With the recession ending, Manitoba is fortunate to have the flexibility to reconsider implementing the HST during a time of economic recovery.

Livio Di Matteo is professor of economics at Lakehead University in Thunder Bay, Ontario.



Airports, Taxis & Monopoly
Jan 2, 2011 Posted By: Livio Di Matteo Tags: airport, taxi service, thunder bay

Well, I’ve just returned from a holiday trip away and like other years again found myself at Thunder Bay International Airport late at night in a cold line-up with numerous other people all waiting for a cab.  Despite the abundance of passengers, it took a while for lone cabs to arrive and my wait was about 15 minutes.  Given that the Air Canada flight I was on had just discharged at least 120 passengers and a West Jet flight arrived minutes later from Punta Cana, one would have expected to be greeted by a line-up of taxis eager to take your business. After all, with modern communications technology, cab companies must know the airline schedules and  should be able to assign capacity to meet expected demand.

Moreover, it’s not as if it’s not worthwhile to provide the service as the price is not exactly cheap. Like all firms with market power, taxi companies in Thunder Bay charge some pretty steep fees compared to other cities both inside and outside Ontario.  Indeed, in Ontario, Thunder Bay and Sault Ste. Marie generally have some of the highest cab fees. I live near Lakehead University and it is basically a 30-dollar ride to the airport.  A similar distance in Winnipeg can be had for 15-20 dollars while in Toronto, 108 dollars can actually get you from Pearson to downtown Hamilton while about 50 dollars gets you to Oakville.

Taxi service can be considered a partial monopoly by virtue of government franchise as the Police Services Board regulates entry into the industry as well as the fee structure.   Like many other cities, taxis in Thunder Bay face regulations regarding airport service that limit the amount of competition allowed. While all companies can drop off, one company has a monopoly on airport pickups and others are allowed to pick up only if a cab from the dominant provider is not there to provide the service.  In essence, one company has a degree of monopoly power over airport pick-up service.  I guess I don’t have a problem per se with monopoly though I would prefer more competition and lower prices.  We all have to make a living and if you can get yourself a monopoly or some kind of market power that can boost your price or income well then bully for you.

What is odd about the Thunder Bay Airport taxi situation is that the company with the exclusive rights does not seem able to meet demand.  By not having enough cabs at periods of peak demand, it is actually foregoing revenue while at the same time preventing entry by virtue of its government franchise.  The point of having a monopoly is being able to generate monopoly profits!  In the case of Thunder Bay’s airport taxi service, one cannot help but hypothesize that a reason for the high fees is simply to maintain a target income flow while reducing operating costs and service.  If business drops because of the poor service, simply petition for an increase in rates to make up for the business drop.  The only beneficiaries from this type of oddball business practice are probably the airport parking authority and the car rental companies.  More competition and lower prices in the airport taxi business would probably force them to lower their fees too.

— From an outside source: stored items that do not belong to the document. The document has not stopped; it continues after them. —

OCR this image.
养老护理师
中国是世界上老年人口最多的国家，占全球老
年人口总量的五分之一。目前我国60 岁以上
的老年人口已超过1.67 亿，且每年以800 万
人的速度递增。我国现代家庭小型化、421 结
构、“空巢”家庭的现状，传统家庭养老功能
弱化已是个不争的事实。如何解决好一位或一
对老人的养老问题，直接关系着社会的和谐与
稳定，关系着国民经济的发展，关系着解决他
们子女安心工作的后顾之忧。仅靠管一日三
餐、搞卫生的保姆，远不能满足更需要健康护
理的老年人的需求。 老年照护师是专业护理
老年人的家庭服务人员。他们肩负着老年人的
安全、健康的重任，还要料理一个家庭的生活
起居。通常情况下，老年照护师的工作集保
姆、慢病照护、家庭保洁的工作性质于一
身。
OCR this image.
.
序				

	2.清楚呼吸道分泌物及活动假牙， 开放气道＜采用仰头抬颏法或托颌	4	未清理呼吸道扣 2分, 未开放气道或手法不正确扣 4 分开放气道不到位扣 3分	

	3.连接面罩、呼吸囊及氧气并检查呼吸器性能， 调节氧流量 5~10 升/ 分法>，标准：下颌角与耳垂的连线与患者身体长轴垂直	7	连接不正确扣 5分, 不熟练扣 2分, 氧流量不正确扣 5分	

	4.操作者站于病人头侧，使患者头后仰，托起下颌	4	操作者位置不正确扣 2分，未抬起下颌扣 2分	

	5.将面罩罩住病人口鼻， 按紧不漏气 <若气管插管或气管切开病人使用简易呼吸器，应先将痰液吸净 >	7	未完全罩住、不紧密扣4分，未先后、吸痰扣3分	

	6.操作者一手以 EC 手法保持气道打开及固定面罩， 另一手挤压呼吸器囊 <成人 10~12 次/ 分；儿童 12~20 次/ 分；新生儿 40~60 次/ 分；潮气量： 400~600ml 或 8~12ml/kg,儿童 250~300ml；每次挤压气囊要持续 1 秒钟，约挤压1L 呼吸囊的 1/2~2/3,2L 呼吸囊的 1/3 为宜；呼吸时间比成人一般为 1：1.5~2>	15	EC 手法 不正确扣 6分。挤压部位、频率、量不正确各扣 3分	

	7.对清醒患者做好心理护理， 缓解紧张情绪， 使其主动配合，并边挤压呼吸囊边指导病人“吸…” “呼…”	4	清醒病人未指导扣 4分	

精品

Apparently, the Police Services Board in Thunder Bay has hired a consultant to study taxi bylaws and fees. (Taxi bylaws to come under review) One would hope that a result of this review would at least be a move to greater taxi capacity at the airport during periods of peak demand.  After all, the first impression on visitors and business people arriving in Thunder Bay for the first time and trying to get somewhere is not great.  High prices and fast, efficient service is acceptable but high prices with slow, inefficient service is definitely bush league.